Q50 Chair: Thank you very much for that. Are there arguments against its use?
Dr Newson: There is a bit of a discussion because people think it is a placebo. As you know—I am very transparent—I work in a private clinic. It is a very large private clinic, but I do not work with pharmaceutical companies. I do no paid work with pharma. I do not have any other interests, and a lot of our profit goes to research and the free Balance app, as I am sure many of you realise. People are saying it is placebo, but, again, that is a bit of medical gaslighting. It is very derogatory to women to think that we are taking something that is a placebo when we know it has biologically active effects.
People are concerned about theoretical risks. If you took too much testosterone, of course there could be a risk of virilisation—hair growth or voice changes. They are all reported, but we have about 10,000 women on testosterone, and I have never seen those side effects at all. We monitor their levels and they are in a normal physiological range.
The most common side effect is that people can get some hair growth on the site of application, which is usually the thigh. Most women do not worry about a bit of hair on their thigh when they have their brain back. A lot of people tell me that they can go back to work; they can function; they can sleep; they can exercise because they have some testosterone. Paying for it privately costs about £1 a day. That is a very good investment for future health.
Some studies have shown that there is a lower risk of cardiovascular disease and osteoporosis. There is probably a lower risk of dementia, but the studies just have not been done. We are trying desperately. We have just applied for a bid with Cardiff University to do a proper randomised control study on testosterone, because it has not been done.
We cannot ignore the fact that we have this hormone that is in our body with testosterone receptors all over our body. We would not do this with any other hormone, so it seems so bizarre that we are trying to do everything we can to deny it. I cannot quite understand the reason, other than gender inequality.
Q51 Chair: Can I just ask a quick question about the equality of testosterone and what challenges there are? You said it is off licence in the UK. There is an Australian version that is licensed for women in Australia but not here. What are the challenges in getting a testosterone product in the UK that is licensed for women?
Dr Newson: There used to be a testosterone patch that was licensed for women called Intrinsa. The company that made it just stopped making the patch, and then the MHRA withdrew the licence. There was no safety issue at all in that. It was licensed for young women. Young women with early menopause have their ovaries removed. Of course, their testosterone is going to be depleted.
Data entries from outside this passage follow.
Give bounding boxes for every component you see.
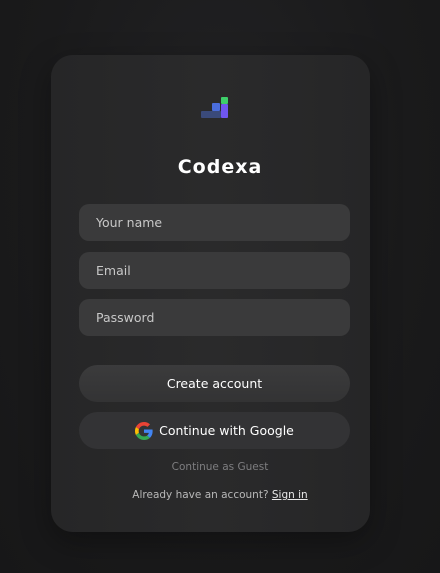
google-signin-button[interactable]: Continue with Google: [79, 412, 350, 449]
signin-prompt: Already have an account? Sign in: [0, 489, 440, 501]
name-field[interactable]: [79, 204, 350, 241]
create-account-label: Create account: [166, 376, 263, 391]
create-account-button[interactable]: Create account: [79, 365, 350, 402]
app-title: Codexa: [177, 156, 263, 178]
email-field[interactable]: [79, 252, 350, 289]
google-signin-label: Continue with Google: [159, 423, 294, 438]
codexa-logo-icon: [201, 97, 228, 118]
continue-as-guest-link[interactable]: Continue as Guest: [0, 461, 440, 473]
page-background: Codexa Create account Continue with Goog…: [0, 0, 440, 573]
signin-link[interactable]: Sign in: [272, 489, 308, 501]
signin-prompt-text: Already have an account?: [132, 489, 272, 501]
google-icon: [135, 421, 153, 440]
password-field[interactable]: [79, 299, 350, 336]
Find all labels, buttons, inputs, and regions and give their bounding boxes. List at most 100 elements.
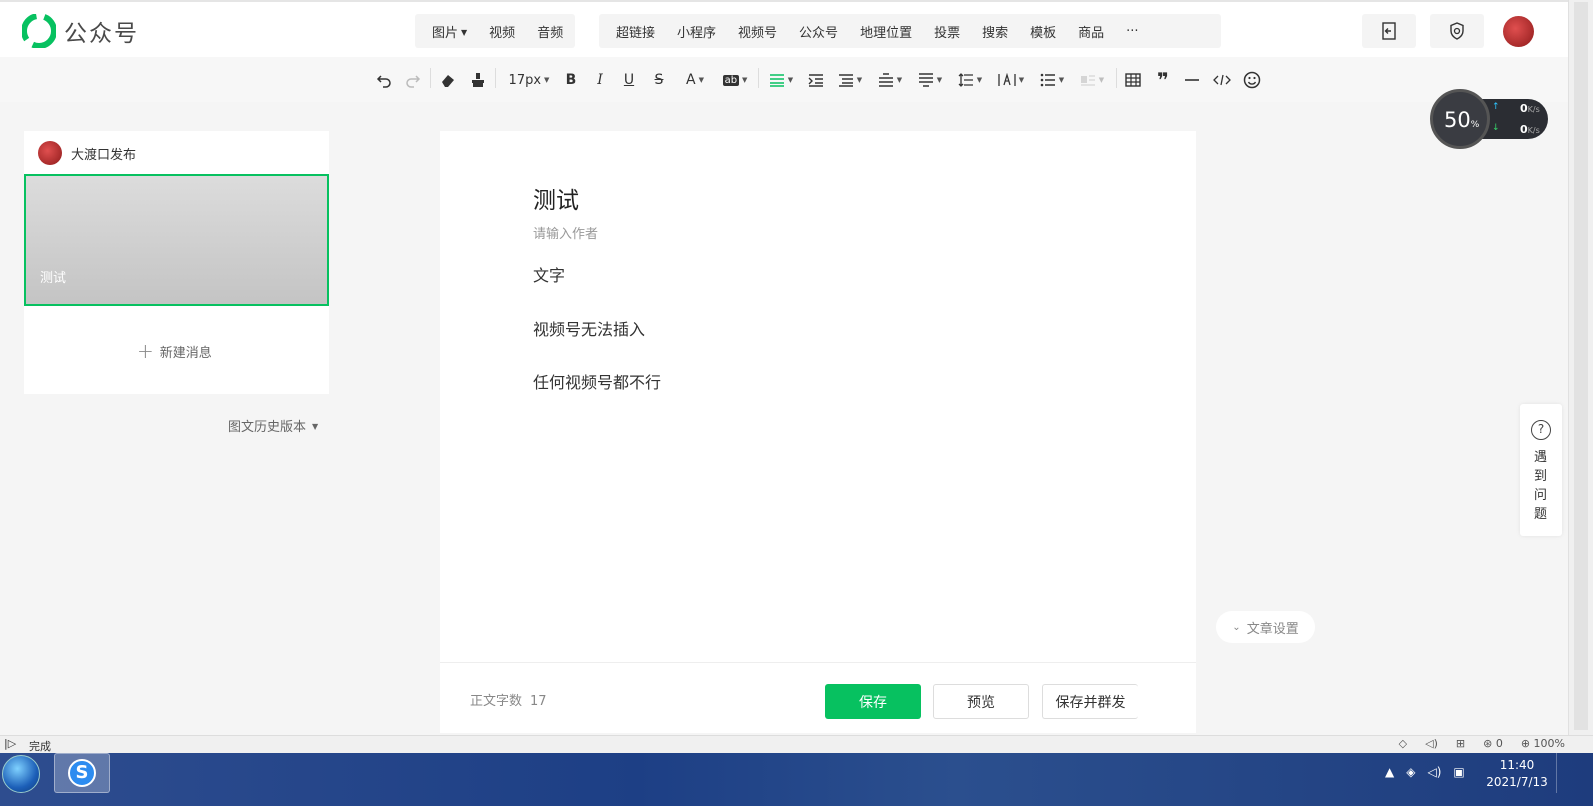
space-before-button[interactable]: ▼ bbox=[876, 69, 904, 91]
insert-location-button[interactable]: 地理位置 bbox=[849, 22, 923, 41]
bold-button[interactable]: B bbox=[562, 69, 580, 91]
chevron-down-icon: ▼ bbox=[1058, 76, 1065, 84]
status-text: 完成 bbox=[29, 740, 51, 753]
space-after-button[interactable]: ▼ bbox=[916, 69, 944, 91]
clear-format-button[interactable] bbox=[438, 69, 458, 91]
chevron-down-icon: ▼ bbox=[896, 76, 903, 84]
start-button[interactable] bbox=[2, 755, 40, 793]
format-toolbar: 17px ▼ B I U S A ▼ ab ▼ ▼ ▼ ▼ ▼ ▼ ▼ ▼ ▼ ❞ bbox=[0, 57, 1568, 102]
redo-button[interactable] bbox=[403, 69, 423, 91]
memory-percent: 50% bbox=[1444, 108, 1480, 132]
float-button[interactable]: ▼ bbox=[1078, 69, 1106, 91]
chevron-down-icon: ▼ bbox=[1018, 76, 1025, 84]
insert-video-button[interactable]: 视频 bbox=[478, 22, 526, 41]
article-settings-button[interactable]: ⌄ 文章设置 bbox=[1216, 611, 1315, 643]
scrollbar-thumb[interactable] bbox=[1574, 2, 1588, 730]
format-painter-button[interactable] bbox=[468, 69, 488, 91]
insert-search-button[interactable]: 搜索 bbox=[971, 22, 1019, 41]
strikethrough-button[interactable]: S bbox=[650, 69, 668, 91]
paragraph-spacing-button[interactable]: ▼ bbox=[836, 69, 864, 91]
save-and-publish-button[interactable]: 保存并群发 bbox=[1042, 684, 1138, 719]
table-button[interactable] bbox=[1124, 69, 1142, 91]
shield-check-icon[interactable]: ◇ bbox=[1399, 737, 1407, 750]
clock-date: 2021/7/13 bbox=[1486, 775, 1548, 789]
new-message-label: 新建消息 bbox=[159, 345, 212, 361]
account-name: 大渡口发布 bbox=[71, 148, 137, 163]
page-scrollbar[interactable] bbox=[1568, 0, 1593, 735]
article-list-panel: 大渡口发布 测试 + 新建消息 bbox=[24, 131, 329, 394]
show-desktop-button[interactable] bbox=[1556, 753, 1568, 793]
body-paragraph[interactable]: 文字 bbox=[533, 262, 565, 286]
network-icon[interactable]: ▣ bbox=[1453, 765, 1464, 779]
content-insert-group: 超链接 小程序 视频号 公众号 地理位置 投票 搜索 模板 商品 ··· bbox=[599, 14, 1221, 48]
insert-channels-button[interactable]: 视频号 bbox=[727, 22, 788, 41]
taskbar-clock[interactable]: 11:40 2021/7/13 bbox=[1482, 757, 1552, 791]
insert-miniprogram-button[interactable]: 小程序 bbox=[666, 22, 727, 41]
divider-button[interactable] bbox=[1183, 69, 1201, 91]
exit-editor-button[interactable] bbox=[1362, 14, 1416, 48]
network-speed-widget[interactable]: 50% ↑ ↓ 0K/s 0K/s bbox=[1430, 89, 1548, 149]
article-card-selected[interactable]: 测试 bbox=[24, 174, 329, 306]
top-bar: 公众号 图片 ▼ 视频 音频 超链接 小程序 视频号 公众号 地理位置 投票 搜索… bbox=[0, 0, 1568, 57]
question-icon: ? bbox=[1531, 420, 1551, 440]
windows-taskbar: S ▲ ◈ ◁) ▣ 11:40 2021/7/13 bbox=[0, 753, 1593, 806]
insert-image-button[interactable]: 图片 ▼ bbox=[421, 22, 478, 41]
font-size-select[interactable]: 17px ▼ bbox=[505, 69, 553, 91]
insert-official-account-button[interactable]: 公众号 bbox=[788, 22, 849, 41]
insert-vote-button[interactable]: 投票 bbox=[923, 22, 971, 41]
font-color-button[interactable]: A ▼ bbox=[680, 69, 710, 91]
emoji-button[interactable] bbox=[1242, 69, 1262, 91]
horizontal-line-icon bbox=[1185, 79, 1199, 81]
article-title-input[interactable]: 测试 bbox=[533, 181, 579, 215]
insert-template-button[interactable]: 模板 bbox=[1019, 22, 1067, 41]
undo-button[interactable] bbox=[374, 69, 394, 91]
logo[interactable]: 公众号 bbox=[22, 14, 139, 48]
word-count-value: 17 bbox=[530, 694, 547, 709]
align-button[interactable]: ▼ bbox=[767, 69, 795, 91]
indent-button[interactable] bbox=[807, 69, 825, 91]
letter-spacing-button[interactable]: ▼ bbox=[996, 69, 1026, 91]
help-tab[interactable]: ? 遇到问题 bbox=[1520, 404, 1562, 536]
author-input[interactable]: 请输入作者 bbox=[533, 223, 598, 242]
account-avatar bbox=[38, 141, 62, 165]
blockquote-button[interactable]: ❞ bbox=[1154, 68, 1172, 92]
tray-expand-icon[interactable]: ▲ bbox=[1385, 765, 1394, 779]
body-paragraph[interactable]: 任何视频号都不行 bbox=[533, 369, 661, 393]
insert-hyperlink-button[interactable]: 超链接 bbox=[605, 22, 666, 41]
article-settings-label: 文章设置 bbox=[1246, 621, 1299, 637]
security-tray-icon[interactable]: ◈ bbox=[1406, 765, 1415, 779]
underline-button[interactable]: U bbox=[620, 69, 638, 91]
more-button[interactable]: ··· bbox=[1115, 24, 1149, 39]
speed-circle: 50% bbox=[1430, 89, 1490, 149]
security-button[interactable] bbox=[1430, 14, 1484, 48]
space-after-icon bbox=[918, 73, 933, 87]
new-message-button[interactable]: + 新建消息 bbox=[137, 339, 212, 363]
chevron-down-icon: ▼ bbox=[936, 76, 943, 84]
speaker-icon[interactable]: ◁) bbox=[1425, 737, 1438, 750]
preview-button[interactable]: 预览 bbox=[933, 684, 1029, 719]
bullet-list-icon bbox=[1040, 73, 1055, 87]
user-avatar[interactable] bbox=[1503, 16, 1534, 47]
toolbar-divider bbox=[1116, 68, 1117, 88]
insert-product-button[interactable]: 商品 bbox=[1067, 22, 1115, 41]
save-button[interactable]: 保存 bbox=[825, 684, 921, 719]
history-label: 图文历史版本 bbox=[228, 420, 307, 435]
italic-button[interactable]: I bbox=[591, 69, 609, 91]
html-code-button[interactable] bbox=[1212, 69, 1232, 91]
insert-audio-button[interactable]: 音频 bbox=[526, 22, 574, 41]
zoom-indicator[interactable]: ⊕ 100% bbox=[1521, 737, 1565, 750]
chevron-down-icon: ▼ bbox=[742, 76, 748, 84]
quote-icon: ❞ bbox=[1157, 68, 1169, 92]
download-tray-icon[interactable]: ⊞ bbox=[1456, 737, 1465, 750]
body-paragraph[interactable]: 视频号无法插入 bbox=[533, 316, 645, 340]
background-color-button[interactable]: ab ▼ bbox=[720, 69, 750, 91]
list-button[interactable]: ▼ bbox=[1038, 69, 1066, 91]
line-height-button[interactable]: ▼ bbox=[956, 69, 984, 91]
help-label: 遇到问题 bbox=[1534, 450, 1548, 522]
volume-icon[interactable]: ◁) bbox=[1427, 765, 1441, 779]
adblock-indicator[interactable]: ⊛ 0 bbox=[1483, 737, 1503, 750]
play-icon[interactable]: |▷ bbox=[4, 737, 16, 750]
taskbar-browser-app[interactable]: S bbox=[54, 753, 110, 793]
history-versions-dropdown[interactable]: 图文历史版本 ▼ bbox=[228, 416, 318, 435]
shield-icon bbox=[1450, 22, 1464, 40]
I know the manufacturers of Androfeme have tried several times, and they have just put in another application, but they have been told there is going to be a delay of over a year before even looking at it. I am not sure why. It might be a cost thing, because there are 14 million menopausal women, and probably quite a lot of those are testosterone-deficient. About 25% of women have reduced libido and HSDD—hypoactive sexual desire disorder. Even if you are only looking at libido, that is still an issue.
Q52 Chair: Can I interrupt you, Louise? We have a Division Bell here and I am going to have to bring the meeting to a close. In a quick answer, can testosterone for female athletes be performance enhancing in a regulated dose that would help them cope with menopause symptoms?
Dr Newson: No, it would take them back to where they should be. It would not enhance their performance in a supraphysiological way.
Chair: Thank you very much. Apologies for having to call this to a very abrupt halt, but we have a Division in the House. Can I thank all the witnesses for their evidence today? If there is anything you wish to add in writing, please do so.